Sunday, March 17, 2013

SPRING BREAKERS Review


We open to a sea of tanned, beautiful bodies with guys twirling beer pongs, girls with their tops off being sprayed with liquor, and it's all set to the thumping beat of Skrillex. Upon first watching, you might think you stumbled into a big screen version of "Girls Gone Wild." Not so fast. This may be spring break -- and the bros in your audience may be eating it up -- but it's also writer and director Harmony Korine's ("Trash Humpers," "Mister Lonely") ethereal, hypnotic and dreamlike "Spring Breakers," which serves up the stereotypical wet and wild party of college kids in Florida and takes a skewer to it.

He centers the story around four bored college girls, two of which were former Disney teen actresses, Selena Gomez and Vanessa Hudgens, next to Ashley Benson and Rachel Corine.
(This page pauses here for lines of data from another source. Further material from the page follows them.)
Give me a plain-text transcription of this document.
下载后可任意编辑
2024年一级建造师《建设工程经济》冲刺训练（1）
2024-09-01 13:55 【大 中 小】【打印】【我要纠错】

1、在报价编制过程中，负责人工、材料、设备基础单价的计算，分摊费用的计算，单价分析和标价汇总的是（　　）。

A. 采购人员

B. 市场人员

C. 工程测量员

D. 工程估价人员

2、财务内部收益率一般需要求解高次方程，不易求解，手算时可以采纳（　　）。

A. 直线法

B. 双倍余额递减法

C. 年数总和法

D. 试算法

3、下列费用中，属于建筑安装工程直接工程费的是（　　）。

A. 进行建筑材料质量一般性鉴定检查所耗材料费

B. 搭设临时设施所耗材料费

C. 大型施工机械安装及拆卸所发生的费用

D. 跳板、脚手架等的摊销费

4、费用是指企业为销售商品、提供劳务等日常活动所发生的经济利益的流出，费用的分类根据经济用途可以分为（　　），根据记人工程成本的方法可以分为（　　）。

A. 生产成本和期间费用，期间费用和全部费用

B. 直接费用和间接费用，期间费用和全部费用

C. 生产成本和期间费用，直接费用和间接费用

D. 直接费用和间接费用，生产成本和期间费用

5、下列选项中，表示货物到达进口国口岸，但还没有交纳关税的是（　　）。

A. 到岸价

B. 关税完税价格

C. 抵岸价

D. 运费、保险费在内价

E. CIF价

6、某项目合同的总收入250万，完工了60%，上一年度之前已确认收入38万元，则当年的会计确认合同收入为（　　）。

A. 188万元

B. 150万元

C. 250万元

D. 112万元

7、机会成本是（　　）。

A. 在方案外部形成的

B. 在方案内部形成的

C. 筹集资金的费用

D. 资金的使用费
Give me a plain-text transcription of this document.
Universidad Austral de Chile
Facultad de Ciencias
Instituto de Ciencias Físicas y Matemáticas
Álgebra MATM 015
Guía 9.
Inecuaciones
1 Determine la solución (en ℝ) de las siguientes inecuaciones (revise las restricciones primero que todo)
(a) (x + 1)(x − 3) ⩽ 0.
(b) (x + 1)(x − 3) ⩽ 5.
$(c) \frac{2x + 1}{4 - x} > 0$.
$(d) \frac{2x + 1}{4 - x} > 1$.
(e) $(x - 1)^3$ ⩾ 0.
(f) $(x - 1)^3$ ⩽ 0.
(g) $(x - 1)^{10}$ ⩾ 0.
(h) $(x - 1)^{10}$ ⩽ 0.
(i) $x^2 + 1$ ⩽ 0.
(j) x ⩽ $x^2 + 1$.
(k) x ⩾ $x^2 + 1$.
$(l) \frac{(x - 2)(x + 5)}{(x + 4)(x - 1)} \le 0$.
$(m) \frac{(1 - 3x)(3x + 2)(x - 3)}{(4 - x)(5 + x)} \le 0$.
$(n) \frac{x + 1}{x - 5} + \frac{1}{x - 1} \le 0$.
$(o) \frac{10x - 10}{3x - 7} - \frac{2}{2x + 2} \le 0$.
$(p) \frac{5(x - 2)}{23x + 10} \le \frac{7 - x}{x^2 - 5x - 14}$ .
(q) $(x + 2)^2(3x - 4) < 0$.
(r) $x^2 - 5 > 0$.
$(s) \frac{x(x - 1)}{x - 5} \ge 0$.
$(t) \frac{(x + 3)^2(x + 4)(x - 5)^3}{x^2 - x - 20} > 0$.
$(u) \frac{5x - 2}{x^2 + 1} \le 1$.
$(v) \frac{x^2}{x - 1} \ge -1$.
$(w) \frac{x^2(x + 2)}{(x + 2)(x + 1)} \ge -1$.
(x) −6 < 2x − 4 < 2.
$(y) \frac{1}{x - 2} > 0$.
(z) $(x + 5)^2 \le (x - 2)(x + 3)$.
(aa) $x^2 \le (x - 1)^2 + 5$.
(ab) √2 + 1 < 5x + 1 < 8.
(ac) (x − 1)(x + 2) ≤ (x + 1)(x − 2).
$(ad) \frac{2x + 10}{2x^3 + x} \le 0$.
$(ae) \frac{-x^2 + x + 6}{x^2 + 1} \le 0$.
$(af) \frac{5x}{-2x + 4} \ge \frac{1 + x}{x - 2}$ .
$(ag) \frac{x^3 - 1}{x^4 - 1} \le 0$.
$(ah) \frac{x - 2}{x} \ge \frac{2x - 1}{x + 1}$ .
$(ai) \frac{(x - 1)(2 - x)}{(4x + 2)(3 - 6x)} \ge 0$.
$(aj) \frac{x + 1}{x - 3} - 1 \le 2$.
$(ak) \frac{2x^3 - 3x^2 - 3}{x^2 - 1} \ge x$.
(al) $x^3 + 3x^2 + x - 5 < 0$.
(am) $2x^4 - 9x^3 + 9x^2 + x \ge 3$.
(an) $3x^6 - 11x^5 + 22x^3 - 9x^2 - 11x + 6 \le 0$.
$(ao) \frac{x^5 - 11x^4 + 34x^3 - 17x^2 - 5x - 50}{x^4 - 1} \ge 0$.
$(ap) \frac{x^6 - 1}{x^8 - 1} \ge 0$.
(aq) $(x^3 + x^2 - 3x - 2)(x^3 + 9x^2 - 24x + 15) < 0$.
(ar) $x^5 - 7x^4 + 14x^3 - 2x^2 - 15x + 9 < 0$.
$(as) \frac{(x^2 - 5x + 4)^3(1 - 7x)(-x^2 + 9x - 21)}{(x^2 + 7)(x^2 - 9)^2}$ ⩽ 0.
They are Faith, Candy, Brit and Cotty, and through a series of hazy, non-sequential scenes we piece together that they don't have enough money saved up to go on spring break. The solution? "Pretend it's a video game," one girl says to the group. "Act like it's a movie." And like that they're robbing a local chicken shack with a sledge hammer and squirt gun and on the bus to spring break.

"Spring Breakers" is also the alternative James Franco fare in theaters for those who don't want to see him pigeon-holed into his stifled "Oz" role. As a violent lunatic version of his stoner from "Pineapple Express," Franco's Alien is the type of character he should be playing. He's a white gangster rapper, wearing grills on his teeth and long cornrows, who bails the four girls out of jail after a party gets busted. He inherits them as his harem of women, and he their deranged prince charming. In a truly bizarre scene, he shows them his abode proclaiming, "Look at all my shit!" showing off his loads of cash, clothes and arsenal of weapons. Later he sits at a white piano and plays a rendition of Britney Spears' "Everytime," the girls fawning over his vapid caricature of success.

Guns are fetishised, and the fusion of sexuality and violence in Korine's vision creatures sultry out of malice. You're meant to cringe and squirm as he takes the youth American dream and pursuit of happiness to the ends of depravity, vanity and selfishness. The film is marked as a comedy, but you'll find any chuckles getting caught in your throat and turning into silent agape horror -- but you're also transfixed. The film's style is elliptical and nears a tonal poem. Phrases of dialogue are repeated, scenes flicker back and forth between past, present and future and the dreamscape -- photographed gorgeously by cinematographer Benoit Debie ("Enter The Void") -- is awash in neon lights. It's a beautiful dark fantasy that devolves into a disturbing nightmare.

Are these girls -- bikini-clad wearing pink ski masks and toting automatic weapons -- monsters, ignorant, privileged, clueless? Or are they a cog in the system of teenage adolescence looking for a reason to party and have fun? It's also Korine having fun with us as an audience in a trip that doesn't go down easy. It can't be considered a cautionary tale because it's too outrageous, but it does make you think. You certainly won't look at spring break the same way again.